JAKARTA, GRESNEWS.COM - Pemerintah diminta untuk segera mempertegas posisi ujaran kebencian atau hate speech yang kerap beredar di masyarakat Indonesia. Tujuannya, agar pelaksanaan demokrasi tidak terhadang oleh hate speech yang disebarkan secara tidak bertanggung jawab.

"Dalam menyikapi kasus sarachen ini, pemerintah harus jelas merumuskan apa itu hate speech agar tidak berbenturan dengan hak konsitusional masyarakat untuk mengemukakan pendapat," kata Peneliti Bidang Hukum Pidana dari Mata Garuda Institute (MGI) Ola Anisa Ayutama dalam siaran pers yang diterima gresnews.com, Selasa (29/8).

Ola mengemukakan hal itu menyikapi hate speech yang disampaikan dalam kasus Saracen.
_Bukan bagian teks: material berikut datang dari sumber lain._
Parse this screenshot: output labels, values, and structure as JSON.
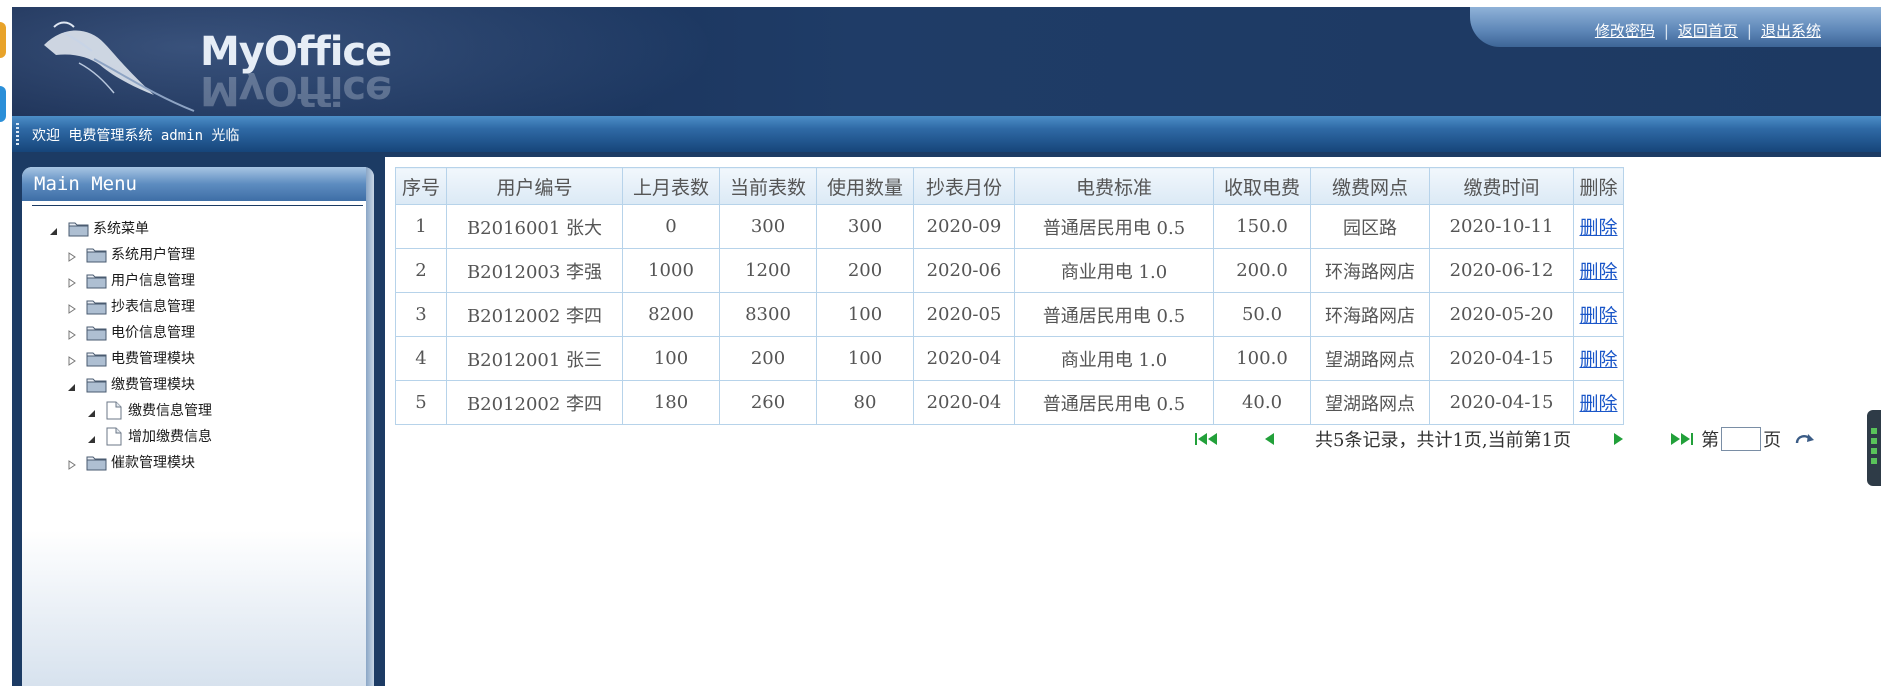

Menurutnya, kebebasan masyarakat dalam berpendapat merupakan hak konstitusional warga negara yang diatur dalam Pasal 28 E Ayat (3). "Dan untuk merumuskan apa itu hate speech, dapat dilihat pada bagaimana dokumen hukum internasional mengatur mengenai hal tersebut," ujar Ola.

Misalnya, lanjut dia, melihat pada Convention on The Elimination of All forms of Racial Discrimantion yang merumuskan hate speech sebagai penyebaran dan penghasutan ide berbasis diskriminasi ras dan kebencian ras yang berujung pada kekerasan terhadap ras. Hal ini kemudian memang telah diakomodasi dalam UU No. 40 Tahun 2008 tentang Penghapusan Diskriminasi Ras dan Etnis. Namun demikian, dalam Undang-Undang (UU) ini kurang menyebutkan diskriminasi dengan dasar agama sehingga perlu diatur pula.

"Poin penting yang membedakan ujaran kebencian dengan tindak pidana yang lain adalah pada akibatnya, yaitu apakah berujung pada kekerasan atau tidak," jelas Ola.

Namun hal penting yang perlu diingat, kata Ola, sah-sah saja pemerintah melakukan pembatasan atas hak tersebut sebagaimana dinyatakan dalam Pasal 28 J Ayat (2) UUD 1945 atas dasar perlindungan kepentingan umum. "Tetapi harus diatur dalam UU, bukan hanya tataran surat edaran. Oleh karenanya, mengatasi masalah sarachen ini perlu terlebih dahulu merumuskan apa itu hate speech sehingga tindakan selanjutnya tidak sewenang-wenang dalam membatasi hak berpendapat," terang Ola.

Ola mengatakan, kasus Saracen adalah gambaran bagaimana hate speech telah terorganisasi. Karena itu, hate speech harus diatur sebagai tindak pidana karena dapat menjadi faktor kriminogen atau faktor penyebab kejahatan, berupa hate crime atau kejahatan yang timbul karena motivasi kebencian.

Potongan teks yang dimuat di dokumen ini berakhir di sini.